Prior to transport, the patient’s gurney is thoroughly cleaned with Environmental Protection Agency-approved disinfectant wipes, and a clean sheet is placed over the patient’s body below the head.17 The front face shield of the surgeon’s and anesthesiologist’s PAPR hood should be wiped down with an alcohol-based disinfectant. Both health care providers don a clean disposable gown as an outer layer to minimize contamination by their used attire during transport. Once the patient is transported out of the OR, all disposable items are discarded. Reusable medical equipment are cleaned and disinfected according to a thorough application of local environmental services standard operating procedures.18 The surgeon and anesthesia providers aid in transporting the patient to the ICU, along with their outside OR assistants. All personnel remaining in the OR exit and doff their PPE according to the doffing protocol, which is similar to the donning protocol, utilizes a PPE partner tasked with providing instructions to the surgical team member step by step (Figure 5).

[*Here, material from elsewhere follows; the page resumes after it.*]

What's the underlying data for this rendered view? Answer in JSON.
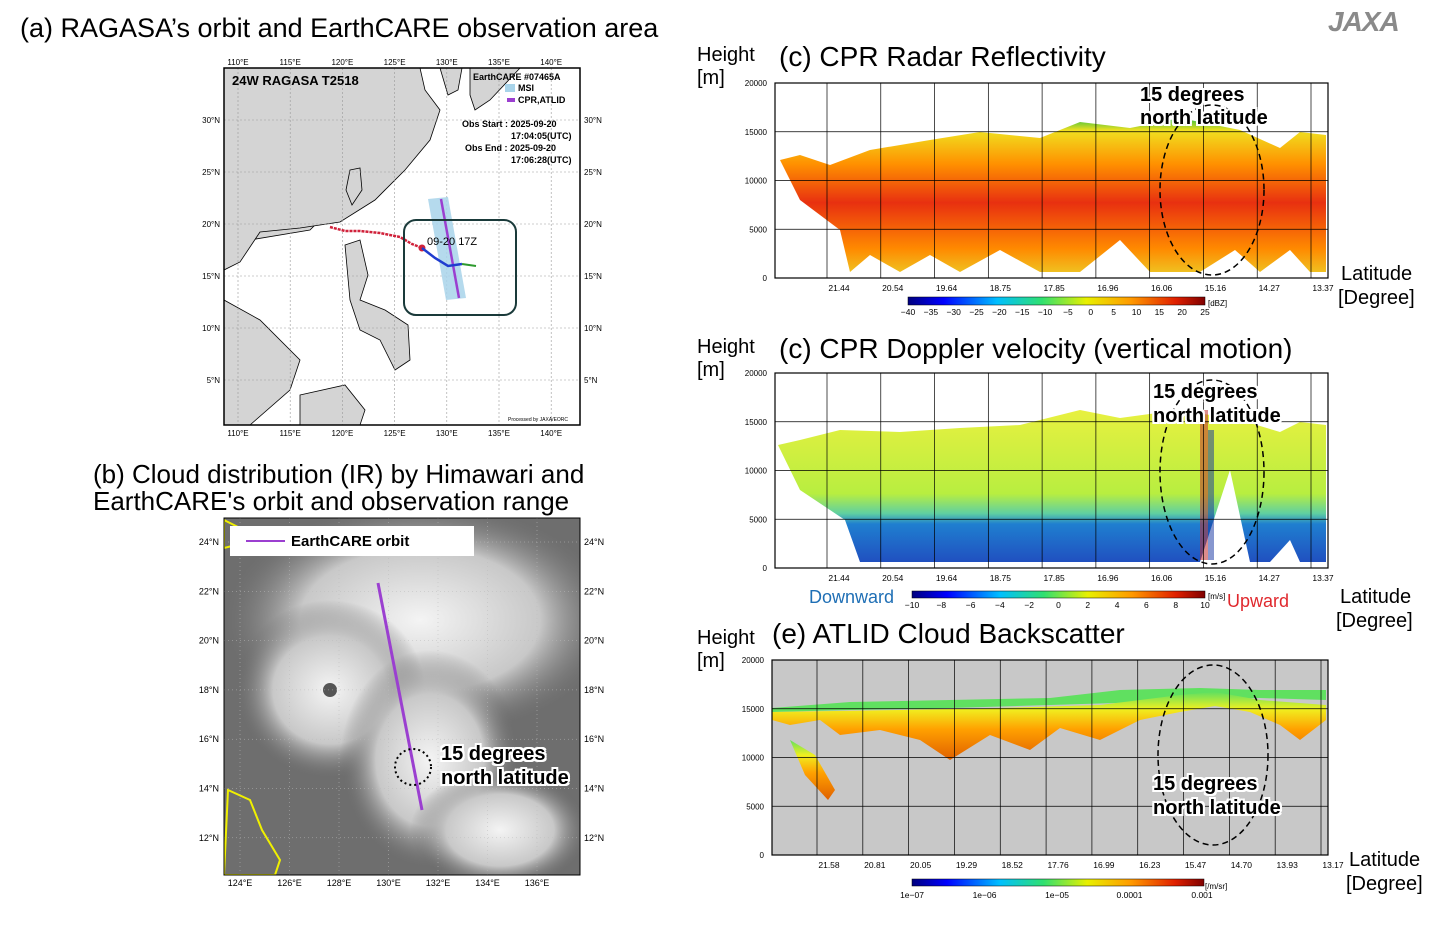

After leaving the OR, terminal cleaning must be performed by environmental services (EVS) personnel, but they should delay entry into the room until a sufficient amount of time has elapsed after the last aerosol-generating procedure in the OR. Time determination will depend on the air change per hour (ACH) in the OR that will achieve 99.9% removal of airborne contaminates. For example, ventilation in our operating rooms operate at approximately 15 to 20 ACH, which should attain that level of air clearance in 21 to 28 minutes.16 Once the stipulated time has elapsed EVS personnel may enter the room but should wear a gown and gloves when performing terminal cleaning. A face mask and eye protection should be added if splashes or sprays during cleaning and disinfection activities are anticipated, or otherwise required based on the selected cleaning products. Anesthesia technicians can now also enter the room to disinfect the anesthesia machines and set up all disposable supplies for any potential following case.

Conclusions

The outbreak of COVID-19 has resulted in an unprecedented modern health care crisis across the globe. Perioperative management of patients with COVID-19 pose unique challenges to all personnel working in the OR, where the risk of nosocomial transmission of infection is ever present. It is essential that hospitals consider their local resources, infrastructure and capabilities when devising policies to respond to the COVID-19 emergency. In all perioperative situations, meticulous attention should be given to both donning and doffing of PPE, crucial for the safety of everyone involved in the care of patients with COVID-19.